Daily Archives: March 26, 2010

Reader Request Week 2010 #6: Depression

Womyn2me asks:

Have you ever been depressed or introspective in a way that was harmful to your relationships or way of life? What did you do to find your way out of it? Do you think people would be surprised or motivated by the depths that you have experienced and come out of?

I’ve been what I would consider profoundly depressed twice in my life. One of these times I’ve discussed here before, including the steps I (or more accurately, we) took to get out of that state, and rather than rehash that one I’ll just commend that link there to you; the piece is worth reading if you haven’t already.

The other time was when I was a teenager and I had had an overwhelming crush on a girl (like, for years) and all the drama of that came to a head in the summer between our senior year and the first year of college. I won’t go into detail about that particular event right now, but I will say looking back that it was probably the one time in my life where I believe that I truly would have benefited from psychological and/or pharmaceutical intervention. I wasn’t suicidal — never have been — nor was I violent, but I was pretty much everything else. Lacking outside therapeutic intervention, I just eventually got over it and moved on. It probably took longer than it should have.

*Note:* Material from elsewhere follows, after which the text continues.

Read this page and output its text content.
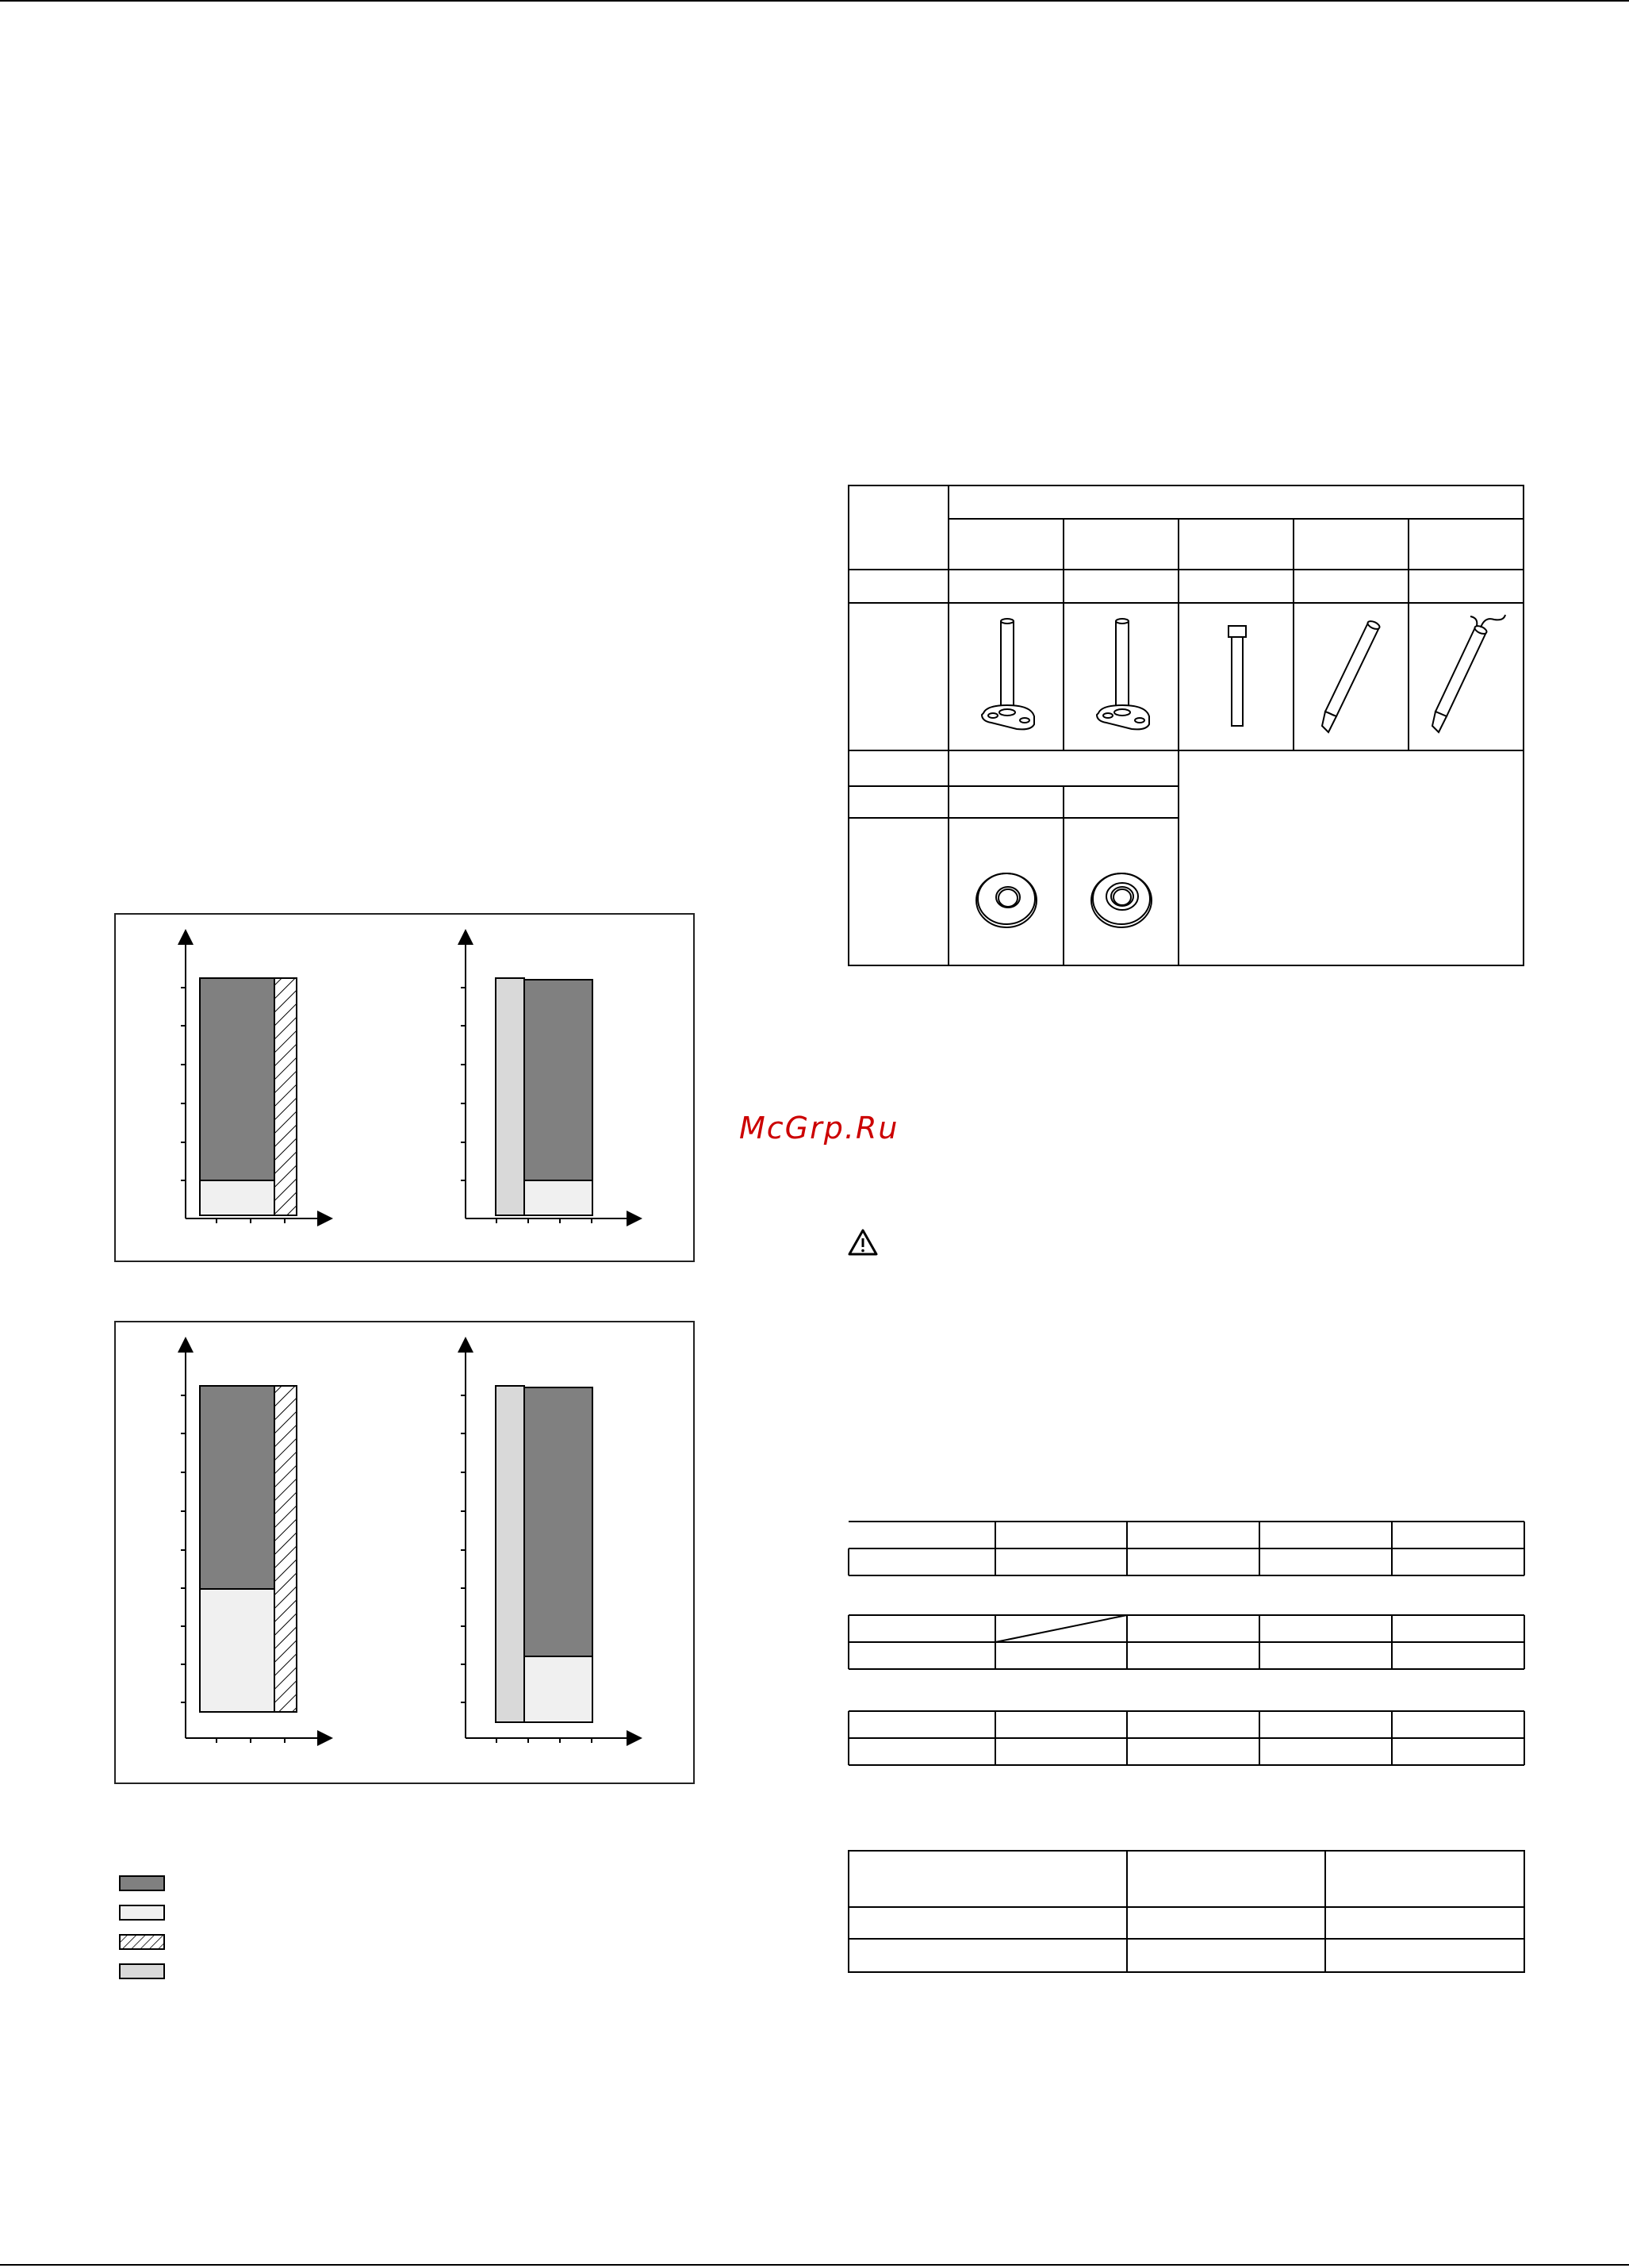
McGrp.Ru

Beyond those two times I don’t think there have been times where I have been depressed to such a great extent that it had a substantive effect on my life, although I also note that I am perhaps not the best judge of that, and maybe others would tell you differently. What I can say is that at no other time have I felt paralyzed by depression to such a degree that I was aware that there was something genuinely wrong with me, and that my state bordered on illness.

Beyond that, well. I certainly get into moods, and always have. The way that I tend to describe it to people is that I have a wide dynamic range to my emotional spectrum. In my particular line of work it can be useful; it has the potential to make you particularly empathetic, which writer should be. But the flip side is that the volume knob on your emotions is twisted all the way over, and this can be problematic. This was something I think was especially noticeable when I was younger, and had less emotional control of myself. If you speak to anyone who knew me as a kid or a teen, most of them can tell you stories of me being far more wound up about things than I should have been.

As an adult, I still have that emotional range but I’m also rather better at dealing with it, a thing which is part of that process we commonly call “being an adult.” Or perhaps it’s more accurate to say that, because I’m aware I have that sort of emotional range, I also pay attention to when it starts skewing to an extreme, and work to deal with it before other people have to. I think I’m generally successful with this, although again I’m not necessarily the right person to ask.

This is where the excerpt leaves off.